L’Astuce

Quel avenir pour le Livret A ?

par | Déc 15, 2015 | Actualités

Dans très précisément un mois jour pour jour, la Banque de France devra fixer le nouveau taux applicable au Livret A. Jusqu’ici rien d’anormal dans la mesure où son taux est calculé deux fois dans l’année, le 15 juillet et le 15 janvier avec une application au 1er du mois suivant. Seulement voilà, le mois dernier la caisse des dépôts nous apprend que le Livret A et le Livret de Développement Durable enregistrent une décollecte de -3,07 milliards d’euros pour le mois d’octobre, soit un 7ème mois consécutif de décollecte. Dans le détail c’est ‑2,29 milliards d’euros pour le seul livret A, après un mois de septembre déjà négatif à -2,38 milliards d’euros. Deux mois il est vrai qui – nous le savons – sont des périodes traditionnellement difficiles pour le Livret A. Sa libre entrée et sortie, permet aux épargnants de puiser dedans pour payer notamment les impôts ou les dépenses liées à la rentrée. Sur un plan plus large, c’est même -8,5 milliards d’euros de décollecte pour le Livret A depuis le début de l’année et -1,88 milliards d’euros pour le LDD. A relativiser toutefois, si la tendance est à l’amincissement, l’encours de ces deux produits au 31 octobre reste tout de même important avec 354,8 milliards d’euros.
Que se passe-t-il ?
On retient une tendance de fond (très nombreux mois de décollecte), une décrue saisonnière (des mois de septembre-octobre traditionnellement très défavorables), mais aussi incontestablement l’effet de la détermination du nouveau taux du Livret A. En passant sous la barre des 1% au 1er août dernier – décision historique – le Gouverneur de la Banque de France a pris le risque de franchir un seuil psychologique. Avec ses 0,75% le Livret A, (pourtant supérieur à sa formule mathématique de base) apparait comme faiblement rémunérateur en comparaison avec les taux présentés et servis par les Plan Epargne Logement ou Assurances-vie notamment.

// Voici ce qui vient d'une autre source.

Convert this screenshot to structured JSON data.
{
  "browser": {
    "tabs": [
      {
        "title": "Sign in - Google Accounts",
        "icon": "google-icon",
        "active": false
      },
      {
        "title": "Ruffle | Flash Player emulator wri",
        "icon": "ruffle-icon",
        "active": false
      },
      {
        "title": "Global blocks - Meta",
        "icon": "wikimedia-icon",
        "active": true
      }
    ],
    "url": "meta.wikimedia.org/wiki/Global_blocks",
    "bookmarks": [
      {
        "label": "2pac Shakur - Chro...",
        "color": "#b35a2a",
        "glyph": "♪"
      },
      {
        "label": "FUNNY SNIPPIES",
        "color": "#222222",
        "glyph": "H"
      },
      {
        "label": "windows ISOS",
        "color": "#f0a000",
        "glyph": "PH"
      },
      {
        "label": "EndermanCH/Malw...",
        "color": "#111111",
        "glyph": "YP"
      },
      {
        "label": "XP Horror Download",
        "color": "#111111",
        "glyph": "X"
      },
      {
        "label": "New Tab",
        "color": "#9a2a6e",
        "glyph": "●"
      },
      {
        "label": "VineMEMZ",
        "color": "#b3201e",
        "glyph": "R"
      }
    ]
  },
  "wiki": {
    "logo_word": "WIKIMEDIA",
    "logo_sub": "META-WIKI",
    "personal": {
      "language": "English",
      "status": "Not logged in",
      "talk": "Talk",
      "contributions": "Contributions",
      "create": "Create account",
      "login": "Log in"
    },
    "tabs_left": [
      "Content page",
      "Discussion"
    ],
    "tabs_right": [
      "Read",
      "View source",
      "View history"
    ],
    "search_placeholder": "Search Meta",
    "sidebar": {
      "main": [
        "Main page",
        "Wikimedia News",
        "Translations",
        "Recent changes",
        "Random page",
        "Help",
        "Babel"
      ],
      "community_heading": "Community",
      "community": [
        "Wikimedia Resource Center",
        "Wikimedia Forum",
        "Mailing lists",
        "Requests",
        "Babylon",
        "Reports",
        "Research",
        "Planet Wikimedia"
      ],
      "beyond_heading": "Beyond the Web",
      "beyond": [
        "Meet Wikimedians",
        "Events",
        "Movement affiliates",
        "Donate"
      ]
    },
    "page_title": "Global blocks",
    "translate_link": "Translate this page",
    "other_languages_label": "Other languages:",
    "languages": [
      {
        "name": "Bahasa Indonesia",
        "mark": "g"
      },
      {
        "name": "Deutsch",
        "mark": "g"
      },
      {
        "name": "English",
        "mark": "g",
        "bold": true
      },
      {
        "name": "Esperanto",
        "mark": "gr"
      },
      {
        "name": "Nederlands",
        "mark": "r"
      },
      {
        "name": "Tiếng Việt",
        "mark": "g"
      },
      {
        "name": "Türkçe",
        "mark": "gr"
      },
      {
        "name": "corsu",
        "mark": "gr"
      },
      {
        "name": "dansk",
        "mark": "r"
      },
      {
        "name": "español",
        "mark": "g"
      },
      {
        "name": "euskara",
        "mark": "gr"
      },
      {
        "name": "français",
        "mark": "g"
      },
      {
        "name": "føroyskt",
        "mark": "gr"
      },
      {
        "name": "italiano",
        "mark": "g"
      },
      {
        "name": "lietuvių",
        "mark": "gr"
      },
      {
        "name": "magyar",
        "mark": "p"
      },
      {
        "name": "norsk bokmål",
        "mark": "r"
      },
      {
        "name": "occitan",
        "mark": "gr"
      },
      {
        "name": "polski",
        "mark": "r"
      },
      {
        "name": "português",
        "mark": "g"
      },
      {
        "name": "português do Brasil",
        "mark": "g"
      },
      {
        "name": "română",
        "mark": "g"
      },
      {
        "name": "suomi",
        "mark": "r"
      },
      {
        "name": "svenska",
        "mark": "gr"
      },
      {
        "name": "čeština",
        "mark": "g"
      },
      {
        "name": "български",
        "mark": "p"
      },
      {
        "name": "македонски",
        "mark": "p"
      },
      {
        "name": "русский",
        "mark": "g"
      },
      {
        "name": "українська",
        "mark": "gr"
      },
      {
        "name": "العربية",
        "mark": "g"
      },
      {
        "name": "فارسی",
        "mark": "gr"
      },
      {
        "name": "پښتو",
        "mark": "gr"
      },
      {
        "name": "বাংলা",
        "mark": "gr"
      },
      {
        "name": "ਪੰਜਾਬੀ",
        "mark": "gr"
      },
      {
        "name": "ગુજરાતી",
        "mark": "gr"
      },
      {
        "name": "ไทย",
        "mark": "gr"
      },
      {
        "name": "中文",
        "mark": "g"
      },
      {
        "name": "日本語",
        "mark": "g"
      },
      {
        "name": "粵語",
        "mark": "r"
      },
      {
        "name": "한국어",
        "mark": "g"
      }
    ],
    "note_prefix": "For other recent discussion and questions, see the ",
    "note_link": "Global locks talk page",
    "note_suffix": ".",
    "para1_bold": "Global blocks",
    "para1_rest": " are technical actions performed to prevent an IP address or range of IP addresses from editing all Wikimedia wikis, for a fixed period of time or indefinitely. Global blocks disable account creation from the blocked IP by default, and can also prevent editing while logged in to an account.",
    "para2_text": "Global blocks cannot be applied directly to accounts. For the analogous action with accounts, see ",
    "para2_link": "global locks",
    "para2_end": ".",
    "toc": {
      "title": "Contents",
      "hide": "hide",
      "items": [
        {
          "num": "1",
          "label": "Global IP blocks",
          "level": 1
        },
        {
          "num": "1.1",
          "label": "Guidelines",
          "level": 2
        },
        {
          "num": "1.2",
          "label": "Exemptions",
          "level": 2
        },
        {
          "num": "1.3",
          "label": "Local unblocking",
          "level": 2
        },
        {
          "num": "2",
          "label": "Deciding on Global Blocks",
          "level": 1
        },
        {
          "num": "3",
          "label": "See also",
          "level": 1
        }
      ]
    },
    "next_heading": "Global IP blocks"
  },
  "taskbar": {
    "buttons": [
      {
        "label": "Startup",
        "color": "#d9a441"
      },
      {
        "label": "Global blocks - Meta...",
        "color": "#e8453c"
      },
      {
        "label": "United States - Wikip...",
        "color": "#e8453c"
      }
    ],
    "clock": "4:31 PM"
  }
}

Pour rappel, selon la règle de détermination du Livret A calculé notamment à partir de l’inflation, son niveau actuel devrait être de 0,5%, ce qui est loin des 2,5% des assurances-vie ou 2% du PEL (dans leur version récente, sans parler des produits plus anciens aux performances plus importantes).
Dans ce contexte, vous l’aurez aisément compris, la décision du 15 janvier prochain n’est pas anodine. Exercice délicat donc pour la Banque de France, car sur les niveaux d’inflation constatés, le Livret A devrait proposer du 0,25%. La Banque de France n’est pas seule dans le processus décisionnaire, le politique entre en compte. Le Gouvernement ne devrait pas laisser un produit aussi populaire auprès des Français à un niveau si bas, le consensus devrait être de fixer ce dernier à 0,5%. Mais à ce niveau, même avec les avantages propres au Livret A qui lui permettent de servir un taux net identique au taux affiché, il apparait difficile d’attirer de nouveaux épargnants. Pour savoir si le Livret A arrivera à conserver ses épargnants actuels, il faudra observer si le marché propose des solutions alternatives compétitives. Etant donné le niveau d’inflation actuel, en retenant la formule de base ou même la formule « améliorée », il apparait difficile de proposer un taux suffisamment attractif aux yeux des épargnants. Nous constaterons probablement une nouvelle décollecte, la question est de savoir de quelle ampleur ? Il sera intéressant de voir quelle sera la destination de cette épargne. Espérons que cette dernière, si elle doit se réorienter, le fasse ou profit du financement de l’économie, condition nécessaire à la reprise de l’investissement et de la croissance.